According to Raghu, there are now many more customers from Tier 2 and Tier 3 cities. The challenge is to address the needs of these new customers – how to restore the offline experience online, address language issues and improve delivery speed.

On the way forward, Nitin said traditional organizational structures need to change. “Companies that have already worked on mobile checkout have moved to contactless. Nearby stores have switched to WhatsApp to connect with customers.”

Raghu and Hari both said that technologies like AI, ML, AR-VR and IoT will go a long way towards better personalization, better business decision-making and increasing efficiency.

The lockdown has been relaxed, companies are opening up and the economy is talking about sustainability and growth. Abheek Singhi, MD and Senior Partner, BCG, Ambareesh Murty, Founder and CEO, Pepperfry, Devendra Chawla, CEO of Spencer’s Retail, Vishak Kumar, CEO of Madura Fashion & Lifestyle, considered which business models and how they have to change in order to be sustainable to be growth.

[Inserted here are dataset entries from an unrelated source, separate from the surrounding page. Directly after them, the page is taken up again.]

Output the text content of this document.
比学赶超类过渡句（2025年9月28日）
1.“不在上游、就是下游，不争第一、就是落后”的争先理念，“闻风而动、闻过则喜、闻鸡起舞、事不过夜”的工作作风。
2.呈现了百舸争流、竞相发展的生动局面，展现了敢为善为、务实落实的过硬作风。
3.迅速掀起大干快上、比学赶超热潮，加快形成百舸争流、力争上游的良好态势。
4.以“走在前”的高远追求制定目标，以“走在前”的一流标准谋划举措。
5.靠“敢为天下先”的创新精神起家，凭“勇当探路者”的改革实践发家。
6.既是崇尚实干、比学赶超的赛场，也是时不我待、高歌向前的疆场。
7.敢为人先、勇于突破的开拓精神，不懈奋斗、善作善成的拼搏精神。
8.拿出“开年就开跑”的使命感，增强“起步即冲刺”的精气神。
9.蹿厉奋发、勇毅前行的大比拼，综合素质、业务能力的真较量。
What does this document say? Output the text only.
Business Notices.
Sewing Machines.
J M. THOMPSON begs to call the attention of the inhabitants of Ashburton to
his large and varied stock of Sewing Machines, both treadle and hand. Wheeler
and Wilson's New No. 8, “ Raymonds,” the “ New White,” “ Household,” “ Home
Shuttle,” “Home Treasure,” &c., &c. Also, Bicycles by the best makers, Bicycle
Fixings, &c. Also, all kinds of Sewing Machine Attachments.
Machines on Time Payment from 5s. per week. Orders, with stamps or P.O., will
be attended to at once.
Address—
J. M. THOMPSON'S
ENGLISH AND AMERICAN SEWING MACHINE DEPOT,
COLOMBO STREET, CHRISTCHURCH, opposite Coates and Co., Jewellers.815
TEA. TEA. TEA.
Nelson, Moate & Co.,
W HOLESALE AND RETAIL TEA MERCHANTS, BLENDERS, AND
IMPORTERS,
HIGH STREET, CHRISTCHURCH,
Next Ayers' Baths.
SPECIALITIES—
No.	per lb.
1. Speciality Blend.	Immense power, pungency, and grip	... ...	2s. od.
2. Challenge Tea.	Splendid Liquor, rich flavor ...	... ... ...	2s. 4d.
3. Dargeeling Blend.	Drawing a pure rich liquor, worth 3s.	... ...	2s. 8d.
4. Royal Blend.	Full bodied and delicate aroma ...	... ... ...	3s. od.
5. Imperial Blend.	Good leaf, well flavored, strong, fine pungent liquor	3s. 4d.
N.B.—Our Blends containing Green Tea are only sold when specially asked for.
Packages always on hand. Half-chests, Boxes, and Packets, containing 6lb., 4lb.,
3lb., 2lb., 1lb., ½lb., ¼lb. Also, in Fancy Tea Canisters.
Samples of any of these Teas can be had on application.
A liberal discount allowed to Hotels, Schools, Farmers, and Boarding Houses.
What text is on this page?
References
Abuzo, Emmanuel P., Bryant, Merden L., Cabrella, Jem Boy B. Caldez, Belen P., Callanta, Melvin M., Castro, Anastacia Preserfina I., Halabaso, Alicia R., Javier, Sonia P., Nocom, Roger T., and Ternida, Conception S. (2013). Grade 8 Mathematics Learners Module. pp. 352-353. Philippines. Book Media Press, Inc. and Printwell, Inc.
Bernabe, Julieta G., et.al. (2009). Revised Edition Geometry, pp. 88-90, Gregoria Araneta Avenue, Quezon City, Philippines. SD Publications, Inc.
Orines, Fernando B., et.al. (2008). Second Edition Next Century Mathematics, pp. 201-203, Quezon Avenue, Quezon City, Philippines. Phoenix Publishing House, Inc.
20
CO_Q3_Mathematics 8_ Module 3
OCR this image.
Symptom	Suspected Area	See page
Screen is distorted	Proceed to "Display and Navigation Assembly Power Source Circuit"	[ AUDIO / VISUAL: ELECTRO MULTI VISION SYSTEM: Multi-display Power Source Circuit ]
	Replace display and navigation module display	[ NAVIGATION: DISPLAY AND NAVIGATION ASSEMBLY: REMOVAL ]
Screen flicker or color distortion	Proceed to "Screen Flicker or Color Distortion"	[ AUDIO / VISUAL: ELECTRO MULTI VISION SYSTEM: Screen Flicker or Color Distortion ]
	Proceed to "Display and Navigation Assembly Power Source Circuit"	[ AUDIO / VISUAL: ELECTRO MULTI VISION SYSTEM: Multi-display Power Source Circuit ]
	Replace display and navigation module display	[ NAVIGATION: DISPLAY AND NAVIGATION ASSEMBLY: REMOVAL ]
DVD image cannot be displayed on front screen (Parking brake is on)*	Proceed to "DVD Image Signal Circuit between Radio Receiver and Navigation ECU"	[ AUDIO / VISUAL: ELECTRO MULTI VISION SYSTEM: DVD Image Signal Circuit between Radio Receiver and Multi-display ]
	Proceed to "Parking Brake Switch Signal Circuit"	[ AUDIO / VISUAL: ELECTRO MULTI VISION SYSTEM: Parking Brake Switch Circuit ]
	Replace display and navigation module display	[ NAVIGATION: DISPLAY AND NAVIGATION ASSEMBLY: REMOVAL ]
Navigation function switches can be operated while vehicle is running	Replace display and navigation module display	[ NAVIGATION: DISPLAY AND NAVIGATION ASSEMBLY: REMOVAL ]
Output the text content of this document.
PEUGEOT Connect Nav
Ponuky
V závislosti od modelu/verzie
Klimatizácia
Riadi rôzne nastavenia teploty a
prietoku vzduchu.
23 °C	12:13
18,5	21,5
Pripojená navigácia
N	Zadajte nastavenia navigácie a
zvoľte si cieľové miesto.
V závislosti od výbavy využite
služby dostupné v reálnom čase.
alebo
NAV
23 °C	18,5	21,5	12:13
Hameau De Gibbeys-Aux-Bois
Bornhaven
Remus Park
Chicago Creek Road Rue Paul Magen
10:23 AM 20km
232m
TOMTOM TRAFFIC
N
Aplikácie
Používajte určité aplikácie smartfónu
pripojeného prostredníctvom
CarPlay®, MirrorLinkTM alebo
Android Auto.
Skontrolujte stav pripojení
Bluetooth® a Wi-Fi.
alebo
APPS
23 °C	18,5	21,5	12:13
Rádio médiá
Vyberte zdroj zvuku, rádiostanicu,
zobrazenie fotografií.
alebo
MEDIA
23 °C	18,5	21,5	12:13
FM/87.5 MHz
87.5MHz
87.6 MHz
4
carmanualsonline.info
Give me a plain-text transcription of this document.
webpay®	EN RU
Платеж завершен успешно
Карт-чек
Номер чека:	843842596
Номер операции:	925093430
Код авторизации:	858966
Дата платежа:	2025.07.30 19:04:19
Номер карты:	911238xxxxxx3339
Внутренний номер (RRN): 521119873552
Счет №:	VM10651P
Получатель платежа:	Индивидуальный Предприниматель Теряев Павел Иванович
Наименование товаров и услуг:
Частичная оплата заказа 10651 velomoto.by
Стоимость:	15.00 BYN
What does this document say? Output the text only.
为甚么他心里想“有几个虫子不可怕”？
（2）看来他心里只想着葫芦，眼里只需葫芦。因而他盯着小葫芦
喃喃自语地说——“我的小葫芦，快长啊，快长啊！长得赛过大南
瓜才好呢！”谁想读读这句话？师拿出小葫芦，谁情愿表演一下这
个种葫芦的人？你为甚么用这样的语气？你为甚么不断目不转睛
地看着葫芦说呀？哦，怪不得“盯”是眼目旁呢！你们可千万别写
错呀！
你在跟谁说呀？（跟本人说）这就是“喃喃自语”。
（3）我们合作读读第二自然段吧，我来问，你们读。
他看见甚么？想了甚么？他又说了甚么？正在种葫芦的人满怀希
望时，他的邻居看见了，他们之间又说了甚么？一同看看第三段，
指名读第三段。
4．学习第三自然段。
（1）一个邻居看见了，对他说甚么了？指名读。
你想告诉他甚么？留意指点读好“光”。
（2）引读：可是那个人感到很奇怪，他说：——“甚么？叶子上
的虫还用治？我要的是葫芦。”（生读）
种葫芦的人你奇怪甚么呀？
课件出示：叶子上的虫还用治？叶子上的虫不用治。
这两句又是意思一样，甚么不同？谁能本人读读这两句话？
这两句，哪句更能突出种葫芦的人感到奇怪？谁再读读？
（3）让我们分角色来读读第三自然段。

Devendra was in a unique position to have his company operating throughout the lockdown. When people stayed home, Spencer suddenly needed more people to deliver essentials. “That’s where we teamed up with Uber. People didn’t take taxis, so we signed an MoU with Uber and showed their driver partners how to deliver contactlessly.”

He added that online sales have skyrocketed and there is a shift to “back to roots” such as natural and home remedies and diets for customers. Brands, he said, need to understand that.

Abheek said consumption, credit, and trust will be the main drivers for the future, while Ambreesh said awareness and appreciation for all of the things at home have grown. Turning to the future, Vishak said the trends will be “back to the office”. The big fat Indian wedding is going to be back, the festivals are going to be big, and health and fitness are going to be of great interest too. “Hanging out will return with a vengeance and travel will be re-used,” he added.

Girish Budhiraja, Chief Product & Marketing Officer of SBI Cards & Payment Services, Sudipta Roy, Group Leader – Unsecured Assets, Cards and Payments, ICICI Bank, Vidya Pradeep, Head of Credit, Debit Card Portfolio, Payzapp & Smartbuy, HDFC Bank, talked about Retail Loans in One Panel discussion moderated by Praveena Rai, COO, NPCI.

Girish said online spending as a percentage of spending in various age groups has risen to over 50%, which is encouraging, while Sudipta said that some segments like travel are still performing badly but overcompensating for others. “POS was hit while contactless transactions increased, indicating security concerns,” Vidya said. PMI growth has increased significantly, she added.

All panelists agreed that new customers in tier 2-3 cities are on the rise, have purchasing power, and are disciplined. The speakers also talked about the huge scale of the digitization of B2B payments, the emergence of new categories and the demand for more tools, products and solutions.